夜郎君心头暖意融融,却没注意到那只微凉的手,带着安抚的意味,轻轻地、小心翼翼地覆盖在了令他羞惭欲死的灼热之上。
“呃!”
一声压抑的、如同野兽般的闷哼从夜郎君的喉咙深处逸出,他下意识地想要抗拒,想要抓住她的手,却被她另一只手轻轻按住了肩膀。
“别怕……”
楚清荷的声音又低又柔,尽管动作生涩,却带着一种奇异的魔力,“我在为你医治……”
她的指尖带着医者疏导郁结的本能,也带着一份笨拙却真挚的关怀,试图缓解他极致的紧绷和痛苦。
夜郎君的脑中乱作一团,猛地收紧环抱着她的手臂,将脸深深埋进她馨香的颈窝,身体不受控制地颤抖,如同被拉满的弓弦骤然崩断。
过了许久,那剧烈的颤抖才渐渐平息。
夜郎君大口大口地喘着粗气,浑身如同被抽干了力气,只剩下近乎虚脱的释然和……无边的羞惭。
他根本不敢抬头看楚清荷,他竟然……在她怀里……在她温柔的“医治”
下……他简直……是混账,是禽兽!
楚清荷的呼吸也有些乱,但她冷静地摸索着,从枕边拿起一方干净的素帕,仔细地为他擦拭身体。
夜郎君的意识还有些漂浮,声音沙哑得厉害:“清荷,对不起……我、我现在就走……我……”

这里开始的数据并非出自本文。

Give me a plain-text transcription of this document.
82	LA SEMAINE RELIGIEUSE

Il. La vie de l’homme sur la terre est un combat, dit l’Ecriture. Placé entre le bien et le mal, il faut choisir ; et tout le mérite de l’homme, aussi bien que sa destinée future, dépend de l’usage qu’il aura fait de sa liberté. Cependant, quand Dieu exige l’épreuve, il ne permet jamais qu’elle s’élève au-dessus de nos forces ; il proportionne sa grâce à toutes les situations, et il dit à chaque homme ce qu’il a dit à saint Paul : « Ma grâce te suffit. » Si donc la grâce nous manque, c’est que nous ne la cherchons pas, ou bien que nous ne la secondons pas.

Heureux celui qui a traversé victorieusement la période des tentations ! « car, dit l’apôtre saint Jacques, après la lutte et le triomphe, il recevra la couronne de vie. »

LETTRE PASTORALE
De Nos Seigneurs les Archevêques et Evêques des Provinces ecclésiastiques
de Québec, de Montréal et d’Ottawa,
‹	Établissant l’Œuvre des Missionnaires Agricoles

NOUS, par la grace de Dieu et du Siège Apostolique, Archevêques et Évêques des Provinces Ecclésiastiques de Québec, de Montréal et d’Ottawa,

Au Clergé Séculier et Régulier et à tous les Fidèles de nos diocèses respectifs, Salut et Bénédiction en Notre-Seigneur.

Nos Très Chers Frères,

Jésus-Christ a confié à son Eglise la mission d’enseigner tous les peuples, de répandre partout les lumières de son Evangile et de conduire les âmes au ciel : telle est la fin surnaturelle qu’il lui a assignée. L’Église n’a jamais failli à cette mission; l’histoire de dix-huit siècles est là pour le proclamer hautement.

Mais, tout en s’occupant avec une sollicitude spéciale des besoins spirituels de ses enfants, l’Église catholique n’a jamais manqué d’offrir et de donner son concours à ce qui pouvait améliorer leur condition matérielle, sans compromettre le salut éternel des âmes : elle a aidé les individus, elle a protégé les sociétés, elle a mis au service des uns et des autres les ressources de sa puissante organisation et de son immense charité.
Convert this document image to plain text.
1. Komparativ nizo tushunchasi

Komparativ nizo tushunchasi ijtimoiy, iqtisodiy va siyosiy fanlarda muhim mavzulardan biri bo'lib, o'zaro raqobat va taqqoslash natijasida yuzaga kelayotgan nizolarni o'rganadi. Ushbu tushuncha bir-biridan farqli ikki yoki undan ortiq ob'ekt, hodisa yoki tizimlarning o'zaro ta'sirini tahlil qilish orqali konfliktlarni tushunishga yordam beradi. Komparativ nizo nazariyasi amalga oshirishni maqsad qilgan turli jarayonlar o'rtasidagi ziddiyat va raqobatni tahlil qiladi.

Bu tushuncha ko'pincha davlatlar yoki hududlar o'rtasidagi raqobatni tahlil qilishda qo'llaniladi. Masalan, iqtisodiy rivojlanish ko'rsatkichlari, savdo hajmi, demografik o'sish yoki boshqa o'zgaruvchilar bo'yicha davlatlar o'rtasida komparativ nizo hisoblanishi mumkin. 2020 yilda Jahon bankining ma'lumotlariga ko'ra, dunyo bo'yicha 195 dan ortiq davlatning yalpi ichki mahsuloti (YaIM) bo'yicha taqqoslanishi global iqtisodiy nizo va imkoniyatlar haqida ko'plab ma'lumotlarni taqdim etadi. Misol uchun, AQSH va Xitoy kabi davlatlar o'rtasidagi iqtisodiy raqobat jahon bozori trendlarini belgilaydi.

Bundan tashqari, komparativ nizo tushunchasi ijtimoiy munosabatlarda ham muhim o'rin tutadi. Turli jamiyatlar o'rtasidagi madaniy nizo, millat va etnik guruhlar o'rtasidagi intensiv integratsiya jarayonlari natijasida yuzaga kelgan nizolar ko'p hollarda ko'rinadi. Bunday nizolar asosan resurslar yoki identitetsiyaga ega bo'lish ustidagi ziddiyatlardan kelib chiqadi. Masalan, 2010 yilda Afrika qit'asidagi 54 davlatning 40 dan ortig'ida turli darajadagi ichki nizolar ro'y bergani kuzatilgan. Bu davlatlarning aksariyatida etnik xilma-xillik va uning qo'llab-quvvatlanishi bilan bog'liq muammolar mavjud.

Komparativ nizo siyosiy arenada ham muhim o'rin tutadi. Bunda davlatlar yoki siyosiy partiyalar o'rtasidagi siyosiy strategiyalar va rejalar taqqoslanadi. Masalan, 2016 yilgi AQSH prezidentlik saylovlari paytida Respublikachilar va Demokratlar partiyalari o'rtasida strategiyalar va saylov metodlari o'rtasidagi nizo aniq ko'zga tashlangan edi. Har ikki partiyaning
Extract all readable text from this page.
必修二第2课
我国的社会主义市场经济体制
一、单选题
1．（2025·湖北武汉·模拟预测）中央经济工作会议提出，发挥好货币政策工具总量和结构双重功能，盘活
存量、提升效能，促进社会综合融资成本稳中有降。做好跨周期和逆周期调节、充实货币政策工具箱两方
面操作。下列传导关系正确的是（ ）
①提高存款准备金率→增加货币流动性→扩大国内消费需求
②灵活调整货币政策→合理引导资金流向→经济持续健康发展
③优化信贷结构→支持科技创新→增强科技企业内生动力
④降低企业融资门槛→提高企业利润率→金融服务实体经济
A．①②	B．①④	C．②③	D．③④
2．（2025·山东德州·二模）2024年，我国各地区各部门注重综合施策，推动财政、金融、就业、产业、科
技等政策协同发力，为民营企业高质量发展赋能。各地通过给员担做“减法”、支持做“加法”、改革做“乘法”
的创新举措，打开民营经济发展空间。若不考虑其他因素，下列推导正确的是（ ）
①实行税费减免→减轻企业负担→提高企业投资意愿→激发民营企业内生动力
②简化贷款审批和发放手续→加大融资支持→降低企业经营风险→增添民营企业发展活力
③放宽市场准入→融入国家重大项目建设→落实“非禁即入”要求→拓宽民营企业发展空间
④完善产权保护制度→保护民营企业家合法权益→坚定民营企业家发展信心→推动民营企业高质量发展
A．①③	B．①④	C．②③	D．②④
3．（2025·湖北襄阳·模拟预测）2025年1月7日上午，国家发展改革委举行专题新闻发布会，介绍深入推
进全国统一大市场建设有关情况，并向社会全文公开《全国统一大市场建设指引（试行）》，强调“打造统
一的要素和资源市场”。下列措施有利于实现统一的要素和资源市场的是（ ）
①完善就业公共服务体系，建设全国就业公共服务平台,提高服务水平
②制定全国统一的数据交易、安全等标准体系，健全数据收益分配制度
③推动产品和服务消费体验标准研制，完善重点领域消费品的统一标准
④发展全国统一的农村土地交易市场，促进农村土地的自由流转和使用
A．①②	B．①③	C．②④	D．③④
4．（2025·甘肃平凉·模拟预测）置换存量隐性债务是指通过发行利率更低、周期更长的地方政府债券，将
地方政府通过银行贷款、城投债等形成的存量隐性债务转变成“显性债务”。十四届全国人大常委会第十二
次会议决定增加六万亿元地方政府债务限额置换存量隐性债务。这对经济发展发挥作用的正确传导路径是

一根微凉的手指就这样轻轻按在他的唇上,阻止他再说下去。
“你已经没事了,睡吧,现在你最需要的是……休息。”
楚清荷的声音正式得像是在坐诊时为病患开方子,她收回手,重新依偎进他的怀里,主动拉过他的手臂环住自己,听着他渐渐平复下来的呼吸声——一切都那么自然,充满了对他的信任和……接纳。
仿佛刚才那场“医治”
从未发生,又或者,只是他们之间一次不足为外人道的亲密连接。
身体里那场惊心动魄的风暴已经平息,他低下头,在她散发着清香的发顶印下一个深深的、充满珍视的吻。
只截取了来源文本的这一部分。